A government-funded house is not a privilege reserved for the connected or the corrupt. It is a constitutional commitment to restore dignity to South Africans who have lived through poverty, overcrowding and generations of inequality. When that commitment is abused, it is not simply a policy failure, it is a betrayal of every law-abiding citizen who has waited patiently and honestly for a place to call home.

For this reason, ActionSA welcomes the Gauteng Department of Human Settlements’ decision to evict unlawful occupants from government funded houses. It is a necessary affirmation that the rule of law still matters and that public resources cannot be captured without consequence.

This is not about targeting vulnerable people or creating division. It is about restoring fairness. It is about ensuring that government housing reaches those who qualify for it under South African law. Every illegally occupied house represents a deserving family that continues to wait. Every fraudulent allocation deepens public mistrust and fuels the belief that honesty no longer pays.

For years, corruption has poisoned housing allocation processes. Syndicates, officials and politically connected individuals have manipulated beneficiary lists while ordinary residents watched their dreams disappear. Some government houses have even been unlawfully rented out for profit, turning a public asset into a private business while legitimate beneficiaries remain trapped in informal settlements, backyard shacks and overcrowded family homes.

This cannot continue. As Johannesburg’s MMC for Human Settlements, I will not accept a housing system where corruption determines who gets a home. My responsibility will be to restore integrity to every stage of the housing allocation process.

I will ensure that beneficiary databases are properly audited, transparent and regularly updated.
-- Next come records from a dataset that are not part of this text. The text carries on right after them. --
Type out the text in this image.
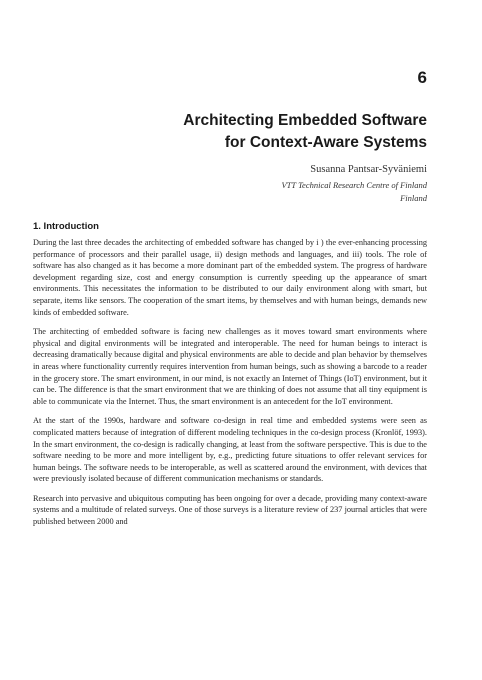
6
Architecting Embedded Software
for Context-Aware Systems
Susanna Pantsar-Syväniemi
VTT Technical Research Centre of Finland
Finland
1. Introduction

During the last three decades the architecting of embedded software has changed by i ) the ever-enhancing processing performance of processors and their parallel usage, ii) design methods and languages, and iii) tools. The role of software has also changed as it has become a more dominant part of the embedded system. The progress of hardware development regarding size, cost and energy consumption is currently speeding up the appearance of smart environments. This necessitates the information to be distributed to our daily environment along with smart, but separate, items like sensors. The cooperation of the smart items, by themselves and with human beings, demands new kinds of embedded software.

The architecting of embedded software is facing new challenges as it moves toward smart environments where physical and digital environments will be integrated and interoperable. The need for human beings to interact is decreasing dramatically because digital and physical environments are able to decide and plan behavior by themselves in areas where functionality currently requires intervention from human beings, such as showing a barcode to a reader in the grocery store. The smart environment, in our mind, is not exactly an Internet of Things (IoT) environment, but it can be. The difference is that the smart environment that we are thinking of does not assume that all tiny equipment is able to communicate via the Internet. Thus, the smart environment is an antecedent for the IoT environment.

At the start of the 1990s, hardware and software co-design in real time and embedded systems were seen as complicated matters because of integration of different modeling techniques in the co-design process (Kronlöf, 1993). In the smart environment, the co-design is radically changing, at least from the software perspective. This is due to the software needing to be more and more intelligent by, e.g., predicting future situations to offer relevant services for human beings. The software needs to be interoperable, as well as scattered around the environment, with devices that were previously isolated because of different communication mechanisms or standards.

Research into pervasive and ubiquitous computing has been ongoing for over a decade, providing many context-aware systems and a multitude of related surveys. One of those surveys is a literature review of 237 journal articles that were published between 2000 and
Every allocation must withstand public scrutiny. Every allegation of fraud must be investigated thoroughly, and where officials are implicated, disciplinary and criminal processes must follow without fear or favour.

I will work closely with law enforcement agencies to ensure that unlawfully occupied government houses are recovered through lawful processes and returned to qualifying beneficiaries. The rule of law must apply consistently, because selective enforcement only encourages further abuse.

But enforcement alone is not enough. We must dramatically improve the delivery of housing. We must remove unnecessary bureaucratic delays that leave projects incomplete for years. We must ensure that land earmarked for housing is protected from illegal occupation while accelerating the construction.

Communities themselves must also become active partners in protecting public resources. That is why I strongly support residents who come forward to report corruption, fraudulent allocations and unlawful occupation. Silence only protects those who continue to steal from the poor.

Every report deserves proper investigation. Every whistleblower deserves to know that their voice matters.

For me, this issue has never been about politics. It is about justice.

Housing is where children grow up. It is where families build memories. It is where elderly parents find security after a lifetime of hard work. To deny someone that opportunity through corruption or illegal occupation is to rob them of far more than bricks and mortar, it is to rob them of dignity, stability and hope.

Johannesburg deserves a Human Settlements Department that people can trust again. A department that serves residents rather than syndicates. A department where transparency replaces secrecy, accountability replaces corruption and fairness replaces favouritism.

That is the commitment I make to every resident still waiting for a place to call home.

The waiting list should never become a life sentence because someone else chose to break the law. Government must honour its promise to those who have waited patiently, and I will do everything within my power to ensure that it does.

A home is more than a structure. It is dignity. It is security. It is hope. And hope must never be stolen.